We don't know exactly why Fiorina was fired. In Fiorina's version of the story, the firing came about after Fiorina reacted angrily to an anonymous board member leaking private information to the press. In her memoir, Fiorina claims the board never explained why she was being fired or gave her a chance to address her critics' concerns. And as far as I can tell, HP board members have never given a clear explanation for why they let her go.
What we do know is that the board that fired Fiorina proved to be highly dysfunctional. After Fiorina's departure, the board became embroiled in allegations that it had used legally dubious means to obtain peoples' phone records in an effort to determine the source of the leaks that had occurred in the runup to Fiorina's firing. Board chair Patricia Dunn was forced to resign in 2006 as a result of the scandal.
Of course, the fact that the board was troubled doesn't prove that Fiorina's firing was unjustified. But neither does the fact that she was fired demonstrate Fiorina was doing a poor job. The firing may have been the result of personality conflicts, less-than-stellar performance, or — most likely — some combination of the two.
And as Fiorina pointed out in Wednesday night's debate, one member of the board that fired her, venture capitalist Tom Perkins, now says he regrets the decision. In a full-page New York Times ad funded by a pro-Fiorina super PAC, Perkins argued that Fiorina had been a "transformational leader" at HP and endorsed her for president.

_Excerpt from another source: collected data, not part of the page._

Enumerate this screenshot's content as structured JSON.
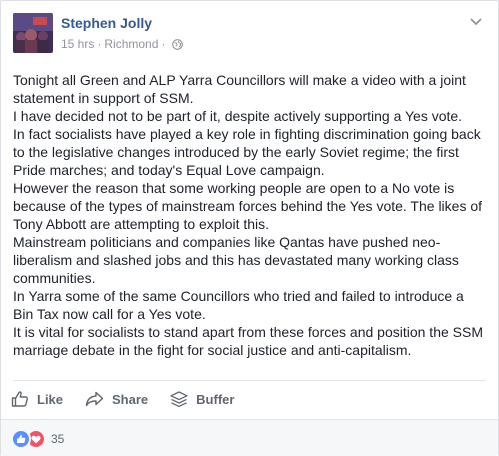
{
  "post": {
    "author": "Stephen Jolly",
    "time": "15 hrs",
    "location": "Richmond",
    "separator": "·",
    "paragraphs": [
      "Tonight all Green and ALP Yarra Councillors will make a video with a joint statement in support of SSM.",
      "I have decided not to be part of it, despite actively supporting a Yes vote.",
      "In fact socialists have played a key role in fighting discrimination going back to the legislative changes introduced by the early Soviet regime; the first Pride marches; and today's Equal Love campaign.",
      "However the reason that some working people are open to a No vote is because of the types of mainstream forces behind the Yes vote. The likes of Tony Abbott are attempting to exploit this.",
      "Mainstream politicians and companies like Qantas have pushed neo-liberalism and slashed jobs and this has devastated many working class communities.",
      "In Yarra some of the same Councillors who tried and failed to introduce a Bin Tax now call for a Yes vote.",
      "It is vital for socialists to stand apart from these forces and position the SSM marriage debate in the fight for social justice and anti-capitalism."
    ]
  },
  "actions": {
    "like": "Like",
    "share": "Share",
    "buffer": "Buffer"
  },
  "reactions": {
    "count": "35"
  },
  "colors": {
    "author_link": "#365899",
    "like_reaction": "#5890ff",
    "love_reaction": "#f25268"
  },
  "icons": [
    "avatar-photo",
    "chevron-down-icon",
    "globe-icon",
    "thumbs-up-icon",
    "share-arrow-icon",
    "buffer-stack-icon",
    "like-reaction-icon",
    "love-reaction-icon"
  ]
}
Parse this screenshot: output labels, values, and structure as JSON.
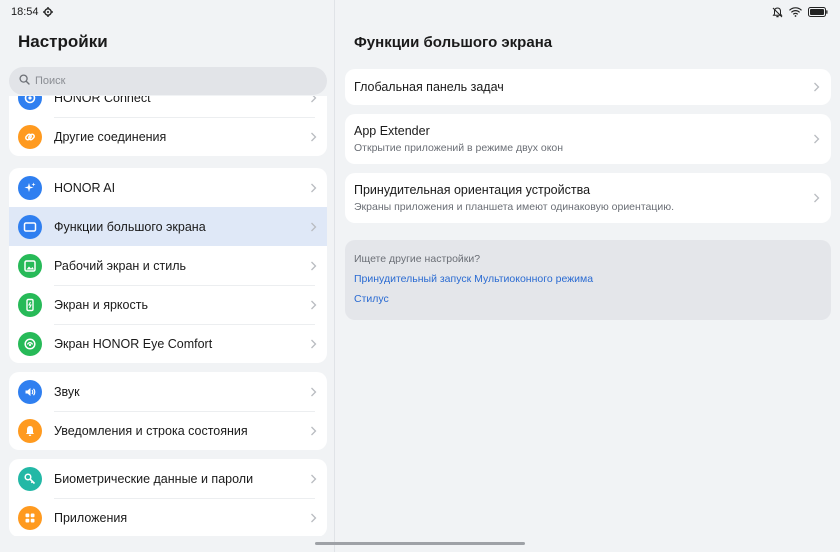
{
  "status_bar": {
    "time": "18:54",
    "icons": [
      "gear-icon",
      "mute-icon",
      "wifi-icon",
      "battery-icon"
    ]
  },
  "left": {
    "title": "Настройки",
    "search_placeholder": "Поиск",
    "groups": [
      {
        "items": [
          {
            "label": "HONOR Connect",
            "icon": "connect-icon",
            "color": "#2f7ff0"
          },
          {
            "label": "Другие соединения",
            "icon": "link-icon",
            "color": "#ff9a1f"
          }
        ]
      },
      {
        "items": [
          {
            "label": "HONOR AI",
            "icon": "ai-sparkle-icon",
            "color": "#2f7ff0"
          },
          {
            "label": "Функции большого экрана",
            "icon": "large-screen-icon",
            "color": "#2f7ff0",
            "active": true
          },
          {
            "label": "Рабочий экран и стиль",
            "icon": "image-icon",
            "color": "#27ba58"
          },
          {
            "label": "Экран и яркость",
            "icon": "phone-brightness-icon",
            "color": "#27ba58"
          },
          {
            "label": "Экран HONOR Eye Comfort",
            "icon": "eye-comfort-icon",
            "color": "#27ba58"
          }
        ]
      },
      {
        "items": [
          {
            "label": "Звук",
            "icon": "speaker-icon",
            "color": "#2f7ff0"
          },
          {
            "label": "Уведомления и строка состояния",
            "icon": "bell-icon",
            "color": "#ff9a1f"
          }
        ]
      },
      {
        "items": [
          {
            "label": "Биометрические данные и пароли",
            "icon": "key-icon",
            "color": "#23b8a6"
          },
          {
            "label": "Приложения",
            "icon": "apps-grid-icon",
            "color": "#ff9a1f"
          }
        ]
      }
    ]
  },
  "right": {
    "title": "Функции большого экрана",
    "items": [
      {
        "title": "Глобальная панель задач",
        "subtitle": ""
      },
      {
        "title": "App Extender",
        "subtitle": "Открытие приложений в режиме двух окон"
      },
      {
        "title": "Принудительная ориентация устройства",
        "subtitle": "Экраны приложения и планшета имеют одинаковую ориентацию."
      }
    ],
    "other": {
      "question": "Ищете другие настройки?",
      "links": [
        "Принудительный запуск Мультиоконного режима",
        "Стилус"
      ]
    }
  },
  "colors": {
    "accent": "#2a6bd2",
    "active_row": "#dfe8f7"
  }
}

We shouldn't read too much into Fiorina's tenure at HP
Ultimately, I think Fiorina's performance as the CEO mostly reflects favorably on her potential to be president of the United States. She's an energetic and accomplished executive with a wealth of experience managing large organizations. Her victory in the Compaq merger fight — which required many weeks of grueling meetings and phone calls with shareholders to convince them of the deal's merits — suggest that she has the kind of political skills and work ethic the presidency would demand.
Fiorina did not have a transformational vision for HP, and is never going to rank among the best CEOs in Silicon Valley. But that's asking the wrong question — like judging Ben Carson's fitness for the presidency based on whether he was a great doctor or just a pretty good one. The real question is whether she can convince voters that she has the best vision for the country's future.